Wacana Gubernur DKI jakarta untuk kembali me-legalisasikan becak di jalan-jalan tertentu ibukota, menjadi isu hangat yang sedang diperbincangkan. Anies Baswedan, selaku Gubernur Provisi DKI Jakarta mengakui bahwa kebijakan untuk kembali menghidupkan transportasi tradisional tersebut didasari atas kontrak politik yang ditandatanganinya saat kampanye, seperti dilansir dalam artikel kompas.com
Walaupun menampik, bahwa kebijakannya didasari atas setiap kontrak politik saat kampenya Pemilihan Gubernur tahun lalu, Anies belum dapat menyakinkan banyak orang tentang alasan logis diberlakukannya kembali becak di jalan-jalan Ibukota.

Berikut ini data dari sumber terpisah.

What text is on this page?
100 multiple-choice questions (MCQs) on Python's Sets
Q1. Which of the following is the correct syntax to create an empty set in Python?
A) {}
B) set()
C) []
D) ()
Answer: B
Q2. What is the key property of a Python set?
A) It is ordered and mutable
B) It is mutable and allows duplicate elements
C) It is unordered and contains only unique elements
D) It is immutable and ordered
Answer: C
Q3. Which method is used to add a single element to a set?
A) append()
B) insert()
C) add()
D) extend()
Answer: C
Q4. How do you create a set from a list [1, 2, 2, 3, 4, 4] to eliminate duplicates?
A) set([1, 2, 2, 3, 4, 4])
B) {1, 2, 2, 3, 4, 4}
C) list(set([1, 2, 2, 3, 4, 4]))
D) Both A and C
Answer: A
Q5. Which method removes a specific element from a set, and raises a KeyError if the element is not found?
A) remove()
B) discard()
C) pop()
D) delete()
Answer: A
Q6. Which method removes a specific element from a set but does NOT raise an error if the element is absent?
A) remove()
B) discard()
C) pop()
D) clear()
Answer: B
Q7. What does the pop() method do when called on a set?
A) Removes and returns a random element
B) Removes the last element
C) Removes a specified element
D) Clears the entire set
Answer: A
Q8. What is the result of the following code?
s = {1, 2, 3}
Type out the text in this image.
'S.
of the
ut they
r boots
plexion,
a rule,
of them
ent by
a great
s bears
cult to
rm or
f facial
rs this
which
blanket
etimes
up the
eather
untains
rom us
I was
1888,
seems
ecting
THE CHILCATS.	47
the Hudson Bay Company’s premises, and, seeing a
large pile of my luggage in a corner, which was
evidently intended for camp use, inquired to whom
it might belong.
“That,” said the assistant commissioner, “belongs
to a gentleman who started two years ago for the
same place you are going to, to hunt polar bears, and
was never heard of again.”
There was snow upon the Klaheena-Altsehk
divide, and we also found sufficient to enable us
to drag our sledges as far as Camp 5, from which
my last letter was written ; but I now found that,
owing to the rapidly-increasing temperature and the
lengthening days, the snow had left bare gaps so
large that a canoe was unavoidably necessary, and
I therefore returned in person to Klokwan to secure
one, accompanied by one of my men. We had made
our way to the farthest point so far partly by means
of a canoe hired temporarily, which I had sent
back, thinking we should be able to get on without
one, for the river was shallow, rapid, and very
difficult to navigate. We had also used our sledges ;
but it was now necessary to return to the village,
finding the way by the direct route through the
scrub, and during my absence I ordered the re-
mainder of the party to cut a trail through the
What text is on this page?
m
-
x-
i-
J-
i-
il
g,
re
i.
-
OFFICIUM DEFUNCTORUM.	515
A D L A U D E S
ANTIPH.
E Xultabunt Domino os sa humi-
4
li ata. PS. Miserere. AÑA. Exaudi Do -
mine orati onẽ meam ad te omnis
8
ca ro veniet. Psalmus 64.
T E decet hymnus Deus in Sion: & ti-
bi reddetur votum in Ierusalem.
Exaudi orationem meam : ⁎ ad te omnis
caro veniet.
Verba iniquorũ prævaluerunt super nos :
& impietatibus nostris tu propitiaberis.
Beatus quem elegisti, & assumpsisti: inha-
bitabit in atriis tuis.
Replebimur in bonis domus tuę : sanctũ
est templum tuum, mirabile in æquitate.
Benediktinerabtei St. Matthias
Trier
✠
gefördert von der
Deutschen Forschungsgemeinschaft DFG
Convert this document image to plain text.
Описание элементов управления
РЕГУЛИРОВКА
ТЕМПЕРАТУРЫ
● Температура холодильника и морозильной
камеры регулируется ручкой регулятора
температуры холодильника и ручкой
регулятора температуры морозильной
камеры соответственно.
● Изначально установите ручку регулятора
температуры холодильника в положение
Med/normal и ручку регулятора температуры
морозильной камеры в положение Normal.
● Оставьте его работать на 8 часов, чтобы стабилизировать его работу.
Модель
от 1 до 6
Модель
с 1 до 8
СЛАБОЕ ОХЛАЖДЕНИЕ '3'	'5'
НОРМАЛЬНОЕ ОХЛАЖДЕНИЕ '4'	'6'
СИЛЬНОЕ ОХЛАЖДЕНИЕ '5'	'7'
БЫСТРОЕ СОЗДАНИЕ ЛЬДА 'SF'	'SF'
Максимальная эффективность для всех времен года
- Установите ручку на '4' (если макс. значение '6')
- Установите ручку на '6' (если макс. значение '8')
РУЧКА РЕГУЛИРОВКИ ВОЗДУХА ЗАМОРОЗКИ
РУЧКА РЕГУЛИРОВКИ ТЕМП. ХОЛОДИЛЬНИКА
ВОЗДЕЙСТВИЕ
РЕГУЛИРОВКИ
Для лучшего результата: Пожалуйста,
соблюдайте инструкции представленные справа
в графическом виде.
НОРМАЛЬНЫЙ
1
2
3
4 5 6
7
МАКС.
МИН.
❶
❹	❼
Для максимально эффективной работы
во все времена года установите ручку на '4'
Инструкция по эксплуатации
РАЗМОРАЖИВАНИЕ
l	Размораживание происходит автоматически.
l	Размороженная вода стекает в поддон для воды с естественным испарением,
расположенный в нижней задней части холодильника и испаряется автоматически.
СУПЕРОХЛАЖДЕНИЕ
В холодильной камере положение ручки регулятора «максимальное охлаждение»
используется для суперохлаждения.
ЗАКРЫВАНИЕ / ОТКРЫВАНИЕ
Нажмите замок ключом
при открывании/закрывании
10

Anies lebih memilih untuk mengikuti kontrak politik dibanding memberikan solusibagi tukang becak untuk beralih kepada pengembangan usaha UMKM (Usaha Mikro, Kecil, dan Menegah) yang lebih potensial atau metode lain yang dapat memberikan pendapatan yang lebih besar bagi para tukang becak.
Apa Manfaat naik Becak
Dahulu, menaiki Becak dengan kecepatan maksimal 15 km/jam, memungkinkan kita untuk lebih banyak menikmati pemandangan disekitar yang asri dan hijau, tetapi hal ini tidak lagi berlaku  apalagi di Jakarta, dimana setiap pengendara motor maupun mobil terkenal dengan egoisme dan tombol klaksonnya. Dengan hal seperti itu, maka sudah dapat dipastikan, bahwa dengan menaiki becak kita akan disugguhkan dengan berbagai macam kompleksitas jalanan Jakarta tanpa sama sekali bisa menikmati tiap kayuhan becak tersebut.
Kehadiran becak di jalan-jalan tertentu di ibukota, bukan menjadi kabar yang baik, karena permasalahan transportasi di Jakarta adalah tentang kuantiti kendaraan dan volume jalan yang jauh ketinggalan. Becak dengan lebar kurang lebih 1 (satu) meter akan cukup banyak memakan volume jalan yang tentunya akan menambah kemacetan.
Belum lagi, jika jam operasional becak tidak di atur, sehingga kemungkinan becak beroperasi pada jam padat sangat dimungkinkan. Sebagai ibukota, dan pusat ekonomi Negara dengna mobilitas masyarakat yang tinggi, becak menjadi transportasi yang bukan lagi menjadi pilihan seperti dulu kala, walaupun dilain sisi becak juga masih menyimpan sedikit mafaat bagi para penggunanya, seperti alat pengangkutan alternative jarak dekat dari pasar swalayan ke rumah-rumah warga sekitar.
Mendidik Gaya apa
Dalam artikel yang sama dalam kompas.com,Anies memperlihatkan rasa ibanya karena selama ini banyak dari tukang becak menjadi korban kejar-kejaran polisi. Rasa iba atau kasihan ini menjadi hal yang kontra produktif yang seharusnya tidak dikatakan seorang pemimpin dalam menetapkan sebuah keputusan.
Masyarakat tentunya harus terus diajarkan untuk berkembang sesuai dengan kebutuhan jaman, bukan mendidik dengan cara kasihan. Jika hal ini terus dilakukan, maka kebijakan dengan terobosan baru akan sangat minim dilakukan terlebih pada Jakarta yang memerlukan seribu perbaikan.
Dengan mengandalakan perasaan iba, maka setiap dilematisasi kebijakan akan berkahir tanpa perhitungan rasional, jika begini maka rakyat akan terus tidur bahagia dalam zona nyaman yang seharusnya. Dengan gaya didik seperti ini, maka sudah dapat dipastikan bahwa Indonesia akan terus menjadi penonton dalam persaingan pasar bebas seperti Asean Economic  Community.